We created the airline, the formation of it. We created the systems, we went and created relationships with Boeing, these are industry trade type of relationships that are necessary.

We have with us experts from AITA, IOSA to centre the airline properly because the moment you take off you are going to be under audit to make sure that this airline is not like Air Zimbabwe that is banned in other places.

We are making sure we do things properly, you have got the skilled labour, you have got the bells and whistles, you have got computers, you have got all the correct maintenance, you have got all the things that are required to be called a viable airline that would be allowed to fly to Europe, that would be allowed to fly into the United States.

This is what we did, we did the hiring, we did the interviews, we did the finance, we came up with the designs, we did the engineering orders, and we did everything that was required.

And that was my involvement until now with Zimbabwe Airways.

XN: How far would you want to go with Zimbabwe Airways?

SC: The honourable minister is talking every day about it whether in Cabinet or in parliament or on TV .

It’s so easy for us to have a five-star airline in Zimbabwe, there is nothing special about Qatar, Emirates or Etihad that are five stars and have proper operations.
We in Zimbabwe have to be proud enough to support each other. To stop petty issues.

To stop shooting someone down or something down that you do not even understand.

Aviation is one of the most sophisticated and misunderstood areas, but yet everybody thinks they can talk about it and give a recommendation saying they can do this or they should buy this kind of plane.
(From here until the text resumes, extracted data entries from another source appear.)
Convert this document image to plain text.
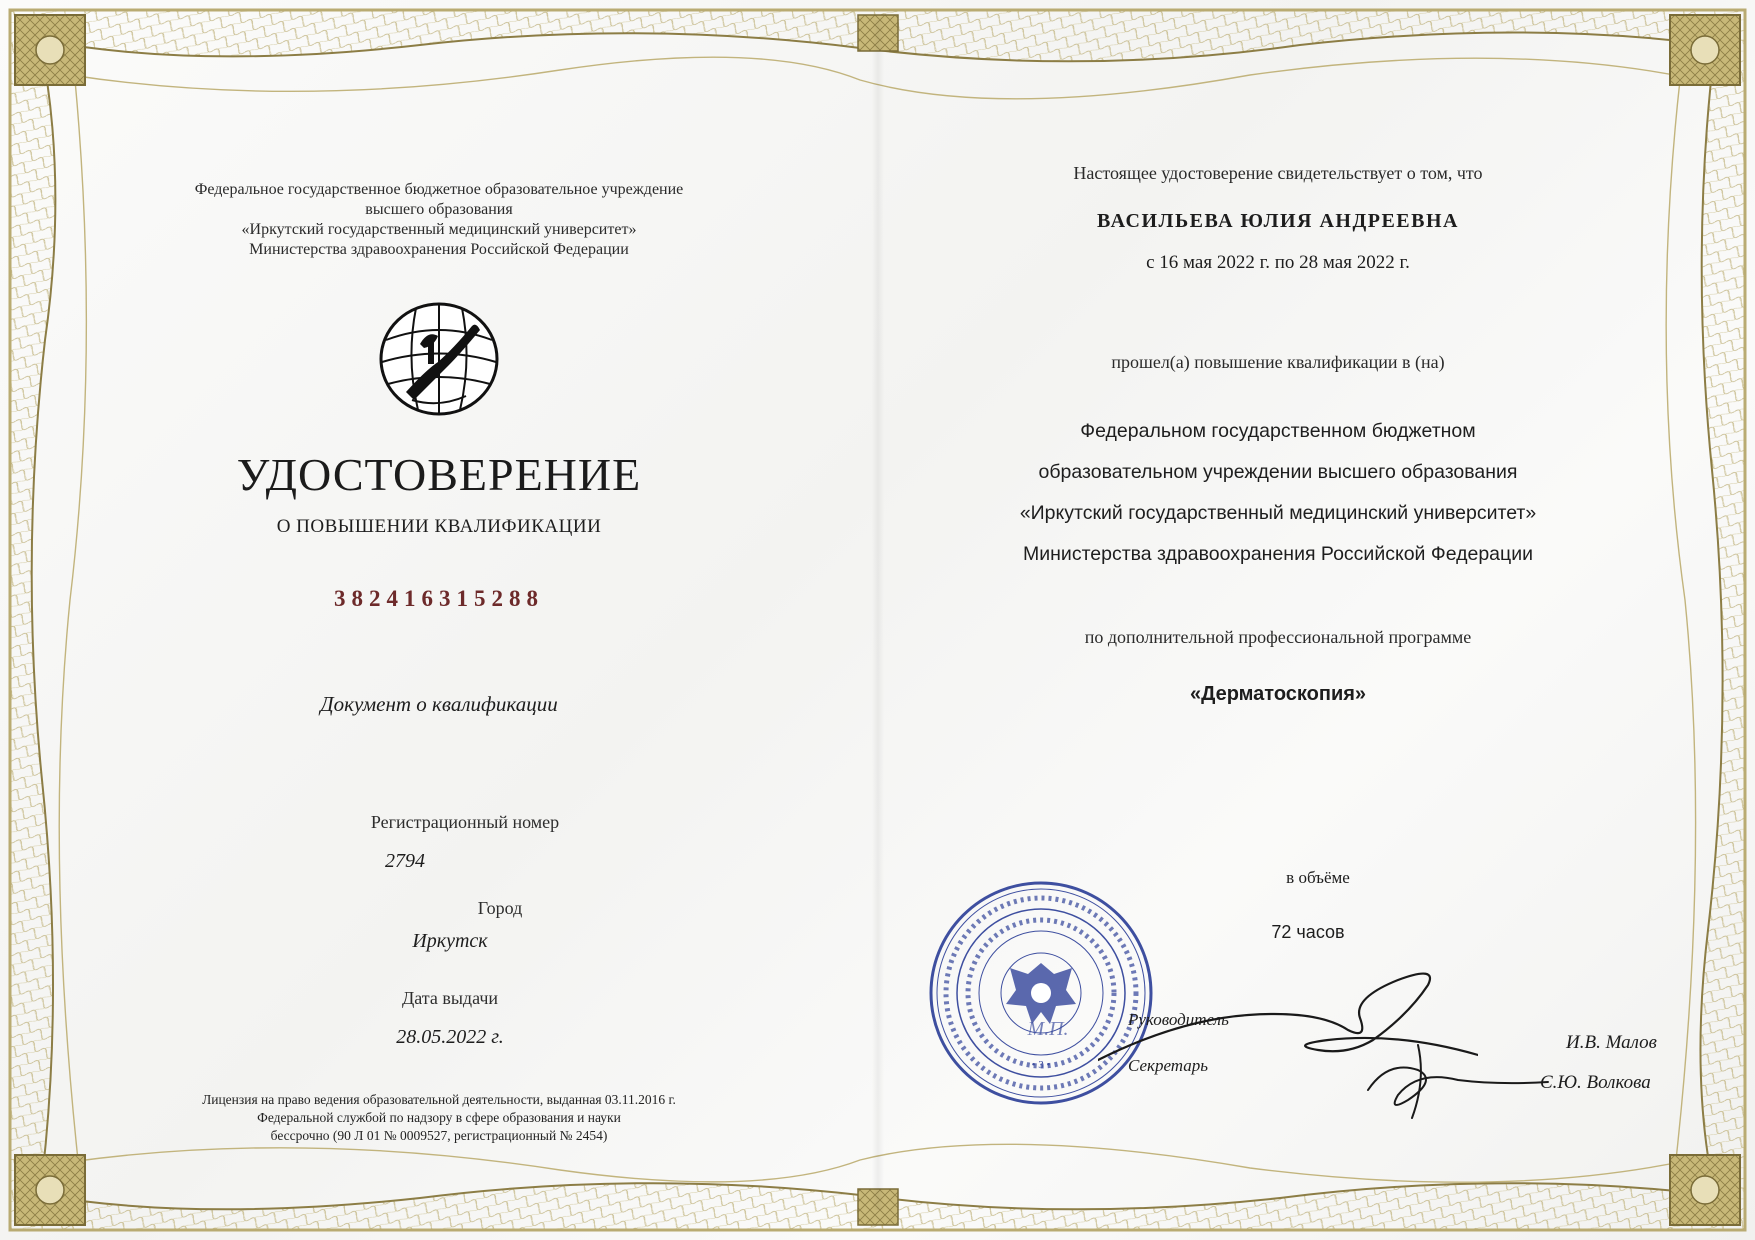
Федеральное государственное бюджетное образовательное учреждение
высшего образования
«Иркутский государственный медицинский университет»
Министерства здравоохранения Российской Федерации
УДОСТОВЕРЕНИЕ
О ПОВЫШЕНИИ КВАЛИФИКАЦИИ
382416315288
Документ о квалификации
Регистрационный номер
2794
Город
Иркутск
Дата выдачи
28.05.2022 г.
Лицензия на право ведения образовательной деятельности, выданная 03.11.2016 г.
Федеральной службой по надзору в сфере образования и науки
бессрочно (90 Л 01 № 0009527, регистрационный № 2454)
Настоящее удостоверение свидетельствует о том, что
ВАСИЛЬЕВА ЮЛИЯ АНДРЕЕВНА
с 16 мая 2022 г. по 28 мая 2022 г.
прошел(а) повышение квалификации в (на)
Федеральном государственном бюджетном
образовательном учреждении высшего образования
«Иркутский государственный медицинский университет»
Министерства здравоохранения Российской Федерации
по дополнительной профессиональной программе
«Дерматоскопия»
в объёме
72 часов
• 3 •
М.П.	Руководитель
Секретарь
И.В. Малов
С.Ю. Волкова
Aviation is not like buses, it’s either you know or you don’t know.People spend years in this industry just trying to understand it.

As Zimbabweans we can have an amazing airline, we can change the perspective of Zimbabwe, we can bring in investment, we can change the GDP, we can increase tourism, we can have cargo at much less rates than paying Emirates who take your cargo from Lusaka to Dubai and from Dubai then it gets to you, you understand?

The people who have fish food restaurants here can get fresh food every day when we have a direct flight from Beijing or wherever else they want their sea food from; you understand what I am saying?

A lot of things we do, it is us who can choose to change them, so the vision really is five-star airlines, we have seen it and know what it looks like.

We know exactly what to do, we just have to support each other.

XN: Some point out that the planes you got from Malaysia are old and were decommissioned. Did you not take a risk by buying them?

SC: I like what you are saying. This goes back to what I have just said that people talk about aviation as if they know, and very few people are experts in aviation.
The public is not where you need to get this information.

A decommissioned aircraft means a plane is not on the production line anymore.

Today Boeing is still making 777s, so I would like to know that they decommissioned, what exactly are you saying?

Point number two, an aircraft is endless in life, as long you are doing the required maintenance so it has no life span.

Today we are still flying 737 from 1989, but if I do the maintenance today it’s airworthy.

Civil aviation will give me a certificate of air worthiness, I will change the seats, they will look nice, I will use the equipment that I want and I will fly anywhere in the world.

You see my point? These are good aircraft, we got them at an amazing deal, and I would say about 5% of the value.